Resting Time: Letting the dough rest makes it easier to roll out and prevents it from shrinking back.
Cooking Heat: Make sure your frying-pan is properly preheated to get the signature brown spots without burning the tortillas.
Serving Suggestions
Carrot tortillas have a mild sweetness and soft texture, making them versatile for savoury and slightly sweet fillings. Here are some great combinations:
Mediterranean-Style Wrap: Fill them with grilled chicken or falafel, hummus, fresh cucumbers, tomatoes, and red onions.
Spiced Chickpea & Avocado Wrap: Make healthy wraps with mashed avocado, roasted chickpeas, and shredded lettuce or baby spinach.
Creamy Tuna & Veggie Wrap: Add tuna mixed with Greek yogurt, shredded carrots, and bell peppers.

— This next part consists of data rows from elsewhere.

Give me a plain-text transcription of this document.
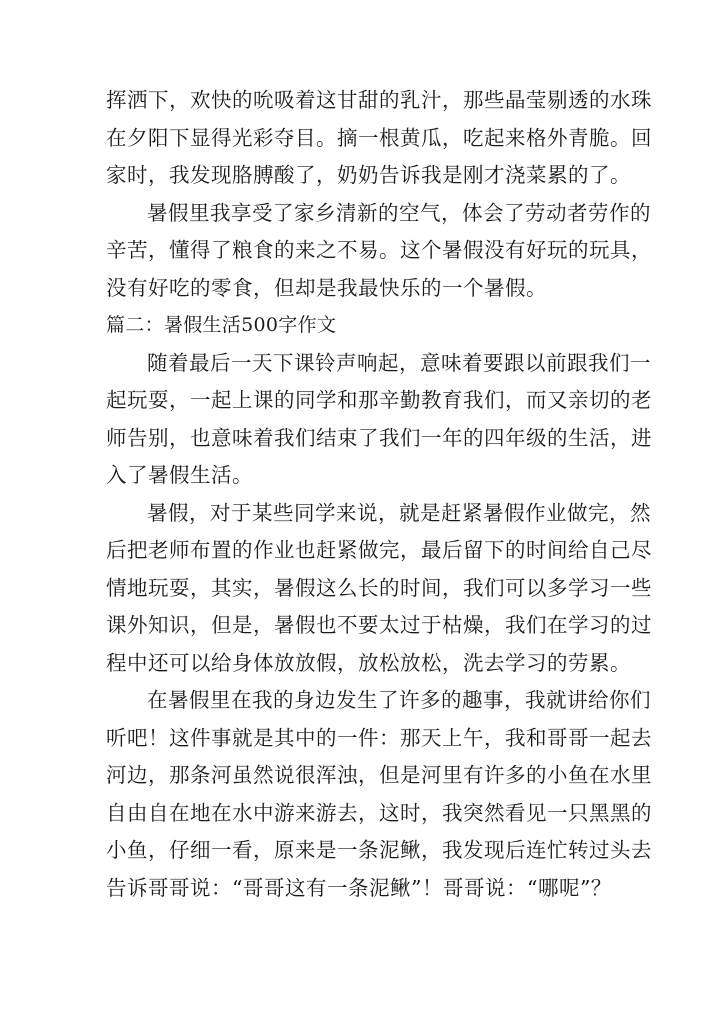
挥洒下，欢快的吮吸着这甘甜的乳汁，那些晶莹剔透的水珠
在夕阳下显得光彩夺目。摘一根黄瓜，吃起来格外青脆。回
家时，我发现胳膊酸了，奶奶告诉我是刚才浇菜累的了。
暑假里我享受了家乡清新的空气，体会了劳动者劳作的
辛苦，懂得了粮食的来之不易。这个暑假没有好玩的玩具，
没有好吃的零食，但却是我最快乐的一个暑假。
篇二：暑假生活500字作文
随着最后一天下课铃声响起，意味着要跟以前跟我们一
起玩耍，一起上课的同学和那辛勤教育我们，而又亲切的老
师告别，也意味着我们结束了我们一年的四年级的生活，进
入了暑假生活。
暑假，对于某些同学来说，就是赶紧暑假作业做完，然
后把老师布置的作业也赶紧做完，最后留下的时间给自己尽
情地玩耍，其实，暑假这么长的时间，我们可以多学习一些
课外知识，但是，暑假也不要太过于枯燥，我们在学习的过
程中还可以给身体放放假，放松放松，洗去学习的劳累。
在暑假里在我的身边发生了许多的趣事，我就讲给你们
听吧！这件事就是其中的一件：那天上午，我和哥哥一起去
河边，那条河虽然说很浑浊，但是河里有许多的小鱼在水里
自由自在地在水中游来游去，这时，我突然看见一只黑黑的
小鱼，仔细一看，原来是一条泥鳅，我发现后连忙转过头去
告诉哥哥说：“哥哥这有一条泥鳅”！哥哥说：“哪呢”？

Dips: Cut them into wedges and serve with dips, such as guacamole, salsa, or sour cream dip.
Variations to Try
If you want soft tortillas with a similar texture but without carrots, try my Spinach Tortilla Recipe.

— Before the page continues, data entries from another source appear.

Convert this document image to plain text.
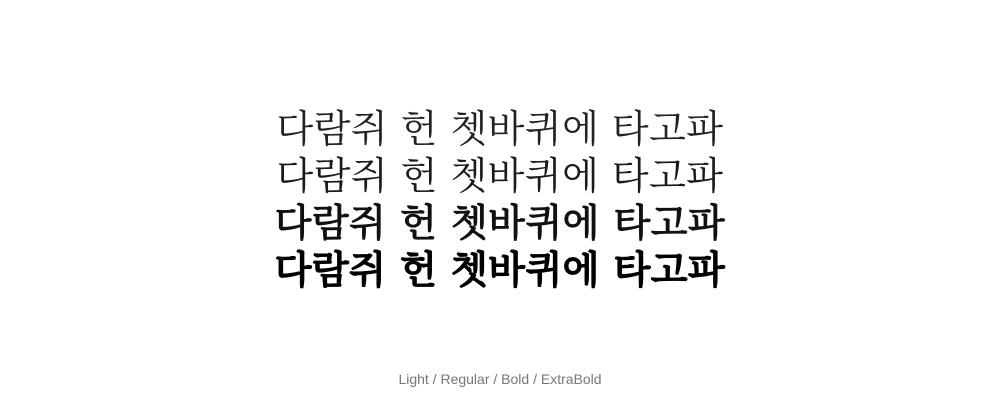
다람쥐 헌 쳇바퀴에 타고파
다람쥐 헌 쳇바퀴에 타고파
다람쥐 헌 쳇바퀴에 타고파
다람쥐 헌 쳇바퀴에 타고파
Light / Regular / Bold / ExtraBold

Here are some other great vegetable alternatives you could try:
Beetroot Tortillas: Blend cooked or roasted beetroot with water before mixing into the dough.
Sweet Potato Tortillas: Roast, mash, and mix directly into the dough. Reduce water slightly, since sweet potatoes have more moisture.
Pumpkin or Butternut Squash: Roast or steam, then purée. Reduce the water in the recipe slightly.
Related Recipes
Looking for more recipes to incorporate carrots? Check out my Vegan Spinach Carrot Casserole and my Carrot Spread.
For a sweet tooth, try my Carrot Cake with Chocolate Chips.
Conclusion
These homemade Carrot Tortillas are a great way to add some colour and natural sweetness to your meals. Whether combined with fresh vegetables and hummus, creamy spreads or even a hint of spices, they are as versatile as they are delicious. Try them with different seasonal ingredients—perhaps roasted squash in the fall or zucchini in the summer—to create new flavours year-round!